Statistical Approaches for Large-Scale and Complex Omics Data
Li, Meng; Morris, Jeffrey S.
Doctor of Philosophy
In this thesis, we propose several novel statistical approaches to analyzing large-scale and complex omics data. This thesis consists of three projects. In the first project, with the goal of characterizing gene-level relationships between DNA methylation and gene expression, we introduce a sequential penalized regression approach to identify methylation-expression quantitative trait loci (methyl-eQTLs), a term that we have coined to represent, for each gene and tissue type, a sparse set of CpG loci best explaining gene expression and accompanying weights indicating direction and strength of association, which can be used to construct gene-level methylation summaries that are maximally correlated with gene expression for use in integrative models. Using TCGA and MD Anderson colorectal cohorts to build and validate our models, we demonstrate our strategy explains expression variability much better than commonly used integrative methods. In the second project, we propose a unified Bayesian framework to perform quantile regression on functional responses (FQR). Our approach represents functional coefficients with basis functions to borrow strength from nearby locations, and places a global-local shrinkage prior on the basis coefficients to achieve adaptive regularization. We develop a scalable Gibbs sampler to implement the approach. Simulation studies show that our method has superior performance against competing methods.
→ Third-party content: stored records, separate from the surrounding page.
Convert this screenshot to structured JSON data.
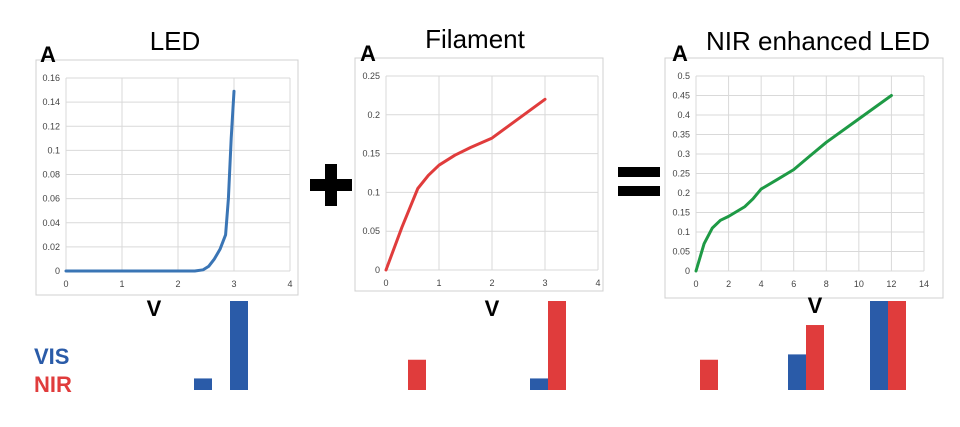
{
  "colors": {
    "vis": "#2a5ba8",
    "nir": "#e03c3c",
    "led": "#3a75b5",
    "filament": "#e03c3c",
    "nir_led": "#1e9a45"
  },
  "operators": {
    "plus": "+",
    "equals": "="
  },
  "legend": {
    "vis": "VIS",
    "nir": "NIR"
  },
  "chart_data": [
    {
      "type": "line",
      "title": "LED",
      "ylabel": "A",
      "xlabel": "V",
      "xlim": [
        0,
        4
      ],
      "ylim": [
        0,
        0.16
      ],
      "xticks": [
        "0",
        "1",
        "2",
        "3",
        "4"
      ],
      "yticks": [
        "0",
        "0.02",
        "0.04",
        "0.06",
        "0.08",
        "0.1",
        "0.12",
        "0.14",
        "0.16"
      ],
      "grid": true,
      "series": [
        {
          "color": "#3a75b5",
          "x": [
            0,
            1,
            2,
            2.3,
            2.45,
            2.55,
            2.65,
            2.75,
            2.85,
            2.9,
            2.95,
            3.0
          ],
          "y": [
            0,
            0,
            0,
            0,
            0.001,
            0.004,
            0.01,
            0.018,
            0.03,
            0.06,
            0.11,
            0.149
          ]
        }
      ]
    },
    {
      "type": "line",
      "title": "Filament",
      "ylabel": "A",
      "xlabel": "V",
      "xlim": [
        0,
        4
      ],
      "ylim": [
        0,
        0.25
      ],
      "xticks": [
        "0",
        "1",
        "2",
        "3",
        "4"
      ],
      "yticks": [
        "0",
        "0.05",
        "0.1",
        "0.15",
        "0.2",
        "0.25"
      ],
      "grid": true,
      "series": [
        {
          "color": "#e03c3c",
          "x": [
            0,
            0.3,
            0.6,
            0.8,
            1.0,
            1.3,
            1.6,
            2.0,
            2.3,
            2.6,
            3.0
          ],
          "y": [
            0,
            0.055,
            0.105,
            0.122,
            0.135,
            0.148,
            0.158,
            0.17,
            0.185,
            0.2,
            0.22
          ]
        }
      ]
    },
    {
      "type": "line",
      "title": "NIR enhanced LED",
      "ylabel": "A",
      "xlabel": "V",
      "xlim": [
        0,
        14
      ],
      "ylim": [
        0,
        0.5
      ],
      "xticks": [
        "0",
        "2",
        "4",
        "6",
        "8",
        "10",
        "12",
        "14"
      ],
      "yticks": [
        "0",
        "0.05",
        "0.1",
        "0.15",
        "0.2",
        "0.25",
        "0.3",
        "0.35",
        "0.4",
        "0.45",
        "0.5"
      ],
      "grid": true,
      "series": [
        {
          "color": "#1e9a45",
          "x": [
            0,
            0.5,
            1,
            1.5,
            2,
            3,
            3.5,
            4,
            5,
            6,
            7,
            8,
            10,
            12
          ],
          "y": [
            0,
            0.07,
            0.11,
            0.13,
            0.14,
            0.165,
            0.185,
            0.21,
            0.235,
            0.26,
            0.295,
            0.33,
            0.39,
            0.45
          ]
        }
      ]
    },
    {
      "type": "bar",
      "title": "",
      "groups": [
        {
          "bars": [
            {
              "series": "VIS",
              "value": 0.13
            }
          ]
        },
        {
          "bars": [
            {
              "series": "VIS",
              "value": 1.0
            }
          ]
        },
        {
          "bars": [
            {
              "series": "NIR",
              "value": 0.34
            }
          ]
        },
        {
          "bars": [
            {
              "series": "VIS",
              "value": 0.13
            },
            {
              "series": "NIR",
              "value": 1.0
            }
          ]
        },
        {
          "bars": [
            {
              "series": "NIR",
              "value": 0.34
            }
          ]
        },
        {
          "bars": [
            {
              "series": "VIS",
              "value": 0.4
            },
            {
              "series": "NIR",
              "value": 0.73
            }
          ]
        },
        {
          "bars": [
            {
              "series": "VIS",
              "value": 1.0
            },
            {
              "series": "NIR",
              "value": 1.0
            }
          ]
        }
      ]
    }
  ]
}
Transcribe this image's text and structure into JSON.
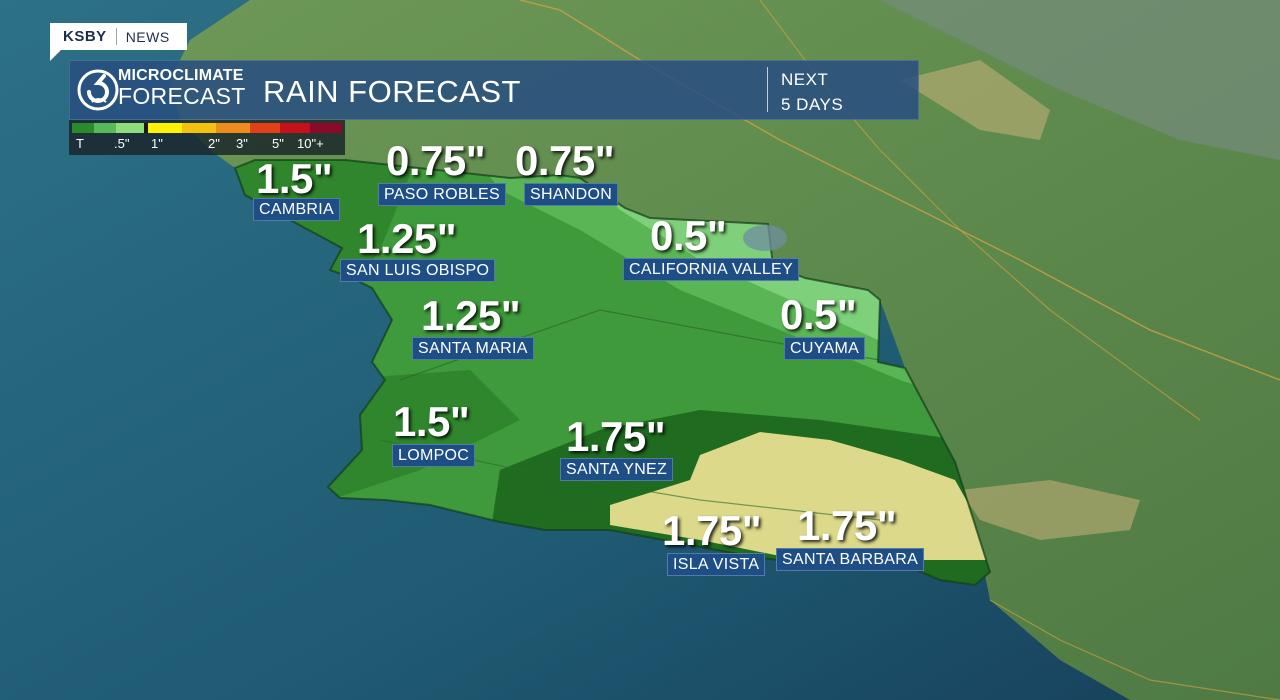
{
  "network": {
    "station": "KSBY",
    "section": "NEWS"
  },
  "header": {
    "logo_line1": "MICROCLIMATE",
    "logo_line2": "FORECAST",
    "title": "RAIN FORECAST",
    "period_line1": "NEXT",
    "period_line2": "5 DAYS"
  },
  "legend": {
    "ticks": [
      "T",
      ".5\"",
      "1\"",
      "2\"",
      "3\"",
      "5\"",
      "10\"+"
    ],
    "colors": [
      "#2c8a2c",
      "#57b957",
      "#8fdc7a",
      "#1a1a1a",
      "#fff200",
      "#f4c20d",
      "#f08c1c",
      "#e3401a",
      "#c8101d",
      "#8b0a2a"
    ]
  },
  "colors": {
    "ocean": "#1f5b73",
    "land": "#5f8a4e",
    "rain_light": "#7fd07a",
    "rain_mid": "#3e9a3a",
    "rain_heavy": "#1f6b20",
    "rain_max": "#dcd98a",
    "label_bg": "#1d4f86",
    "header_bg": "#284e80"
  },
  "locations": [
    {
      "name": "CAMBRIA",
      "amount": "1.5\""
    },
    {
      "name": "PASO ROBLES",
      "amount": "0.75\""
    },
    {
      "name": "SHANDON",
      "amount": "0.75\""
    },
    {
      "name": "SAN LUIS OBISPO",
      "amount": "1.25\""
    },
    {
      "name": "CALIFORNIA VALLEY",
      "amount": "0.5\""
    },
    {
      "name": "SANTA MARIA",
      "amount": "1.25\""
    },
    {
      "name": "CUYAMA",
      "amount": "0.5\""
    },
    {
      "name": "LOMPOC",
      "amount": "1.5\""
    },
    {
      "name": "SANTA YNEZ",
      "amount": "1.75\""
    },
    {
      "name": "ISLA VISTA",
      "amount": "1.75\""
    },
    {
      "name": "SANTA BARBARA",
      "amount": "1.75\""
    }
  ]
}
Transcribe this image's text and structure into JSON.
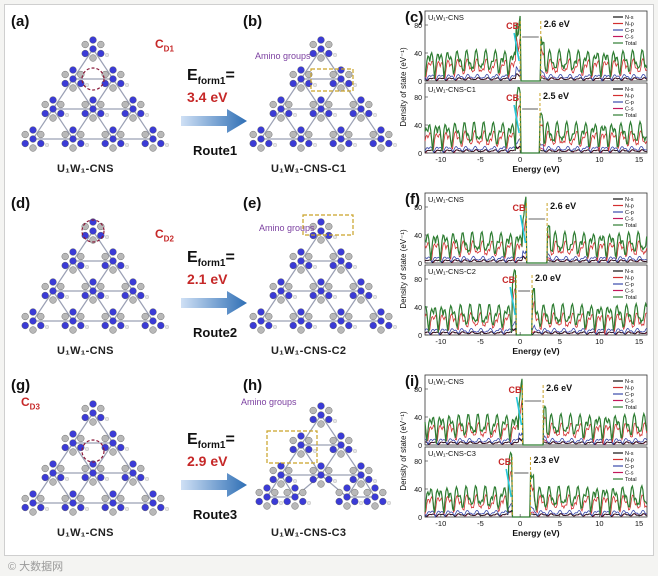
{
  "figure": {
    "panels": [
      {
        "label_left": "(a)",
        "caption_left": "U₁W₁-CNS",
        "cd_label": "C",
        "cd_sub": "D1",
        "label_mid": "(b)",
        "caption_mid": "U₁W₁-CNS-C1",
        "amino_label": "Amino groups",
        "eform_label": "E",
        "eform_sub": "form1",
        "eform_eq": "=",
        "eform_value": "3.4 eV",
        "route": "Route1",
        "label_dos": "(c)"
      },
      {
        "label_left": "(d)",
        "caption_left": "U₁W₁-CNS",
        "cd_label": "C",
        "cd_sub": "D2",
        "label_mid": "(e)",
        "caption_mid": "U₁W₁-CNS-C2",
        "amino_label": "Amino groups",
        "eform_label": "E",
        "eform_sub": "form1",
        "eform_eq": "=",
        "eform_value": "2.1 eV",
        "route": "Route2",
        "label_dos": "(f)"
      },
      {
        "label_left": "(g)",
        "caption_left": "U₁W₁-CNS",
        "cd_label": "C",
        "cd_sub": "D3",
        "label_mid": "(h)",
        "caption_mid": "U₁W₁-CNS-C3",
        "amino_label": "Amino groups",
        "eform_label": "E",
        "eform_sub": "form1",
        "eform_eq": "=",
        "eform_value": "2.9 eV",
        "route": "Route3",
        "label_dos": "(i)"
      }
    ],
    "watermark": "© 大数据网"
  },
  "chart_data": [
    {
      "type": "line",
      "panel": "c",
      "xlabel": "Energy (eV)",
      "ylabel": "Density of state (eV⁻¹)",
      "xlim": [
        -12,
        16
      ],
      "xticks": [
        -10,
        -5,
        0,
        5,
        10,
        15
      ],
      "legend": [
        "N-s",
        "N-p",
        "C-p",
        "C-s",
        "Total"
      ],
      "colors": {
        "N-s": "#111111",
        "N-p": "#d32f2f",
        "C-p": "#3949ab",
        "C-s": "#c2185b",
        "Total": "#2e7d32"
      },
      "subplots": [
        {
          "title": "U₁W₁-CNS",
          "yticks": [
            0,
            40,
            80
          ],
          "ylim": [
            0,
            100
          ],
          "gap_ev": "2.6 eV",
          "cb": "CB",
          "vbm": 0.0,
          "cbm": 2.6
        },
        {
          "title": "U₁W₁-CNS-C1",
          "yticks": [
            0,
            40,
            80
          ],
          "ylim": [
            0,
            100
          ],
          "gap_ev": "2.5 eV",
          "cb": "CB",
          "vbm": 0.0,
          "cbm": 2.5
        }
      ]
    },
    {
      "type": "line",
      "panel": "f",
      "xlabel": "Energy (eV)",
      "ylabel": "Density of state (eV⁻¹)",
      "xlim": [
        -12,
        16
      ],
      "xticks": [
        -10,
        -5,
        0,
        5,
        10,
        15
      ],
      "legend": [
        "N-s",
        "N-p",
        "C-p",
        "C-s",
        "Total"
      ],
      "colors": {
        "N-s": "#111111",
        "N-p": "#d32f2f",
        "C-p": "#3949ab",
        "C-s": "#c2185b",
        "Total": "#2e7d32"
      },
      "subplots": [
        {
          "title": "U₁W₁-CNS",
          "yticks": [
            0,
            40,
            80
          ],
          "ylim": [
            0,
            100
          ],
          "gap_ev": "2.6 eV",
          "cb": "CB",
          "vbm": 0.8,
          "cbm": 3.4
        },
        {
          "title": "U₁W₁-CNS-C2",
          "yticks": [
            0,
            40,
            80
          ],
          "ylim": [
            0,
            100
          ],
          "gap_ev": "2.0 eV",
          "cb": "CB",
          "vbm": -0.5,
          "cbm": 1.5
        }
      ]
    },
    {
      "type": "line",
      "panel": "i",
      "xlabel": "Energy (eV)",
      "ylabel": "Density of state (eV⁻¹)",
      "xlim": [
        -12,
        16
      ],
      "xticks": [
        -10,
        -5,
        0,
        5,
        10,
        15
      ],
      "legend": [
        "N-s",
        "N-p",
        "C-p",
        "C-s",
        "Total"
      ],
      "colors": {
        "N-s": "#111111",
        "N-p": "#d32f2f",
        "C-p": "#3949ab",
        "C-s": "#c2185b",
        "Total": "#2e7d32"
      },
      "subplots": [
        {
          "title": "U₁W₁-CNS",
          "yticks": [
            0,
            40,
            80
          ],
          "ylim": [
            0,
            100
          ],
          "gap_ev": "2.6 eV",
          "cb": "CB",
          "vbm": 0.3,
          "cbm": 2.9
        },
        {
          "title": "U₁W₁-CNS-C3",
          "yticks": [
            0,
            40,
            80
          ],
          "ylim": [
            0,
            100
          ],
          "gap_ev": "2.3 eV",
          "cb": "CB",
          "vbm": -1.0,
          "cbm": 1.3
        }
      ]
    }
  ]
}
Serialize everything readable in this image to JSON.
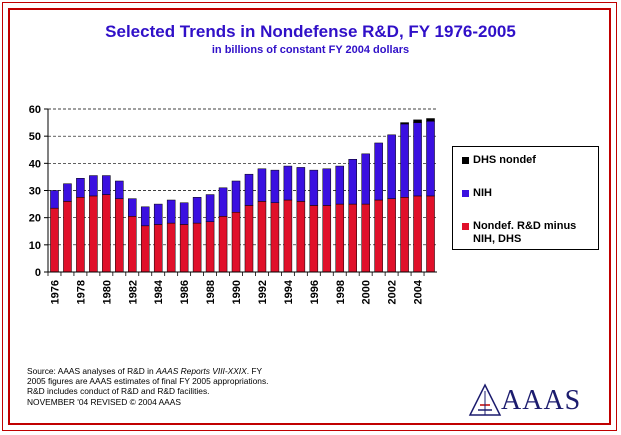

We apply our method to a mass spectrometry dataset and identify proteomic biomarkers of pancreatic cancer that were entirely missed by mean-regression based approaches. The third project is a theoretical investigation of the FQR problem, extending the previous project. We propose an interpolation-based estimator that can be strongly approximated by a sequence of Gaussian processes, based upon which we can derive the convergence rate of the estimator and construct simultaneous confidence bands for the functional coefficient. The strong approximation results also build a theoretical foundation for the development of alternative approaches that are shown to have better finite-sample performance in simulation studies.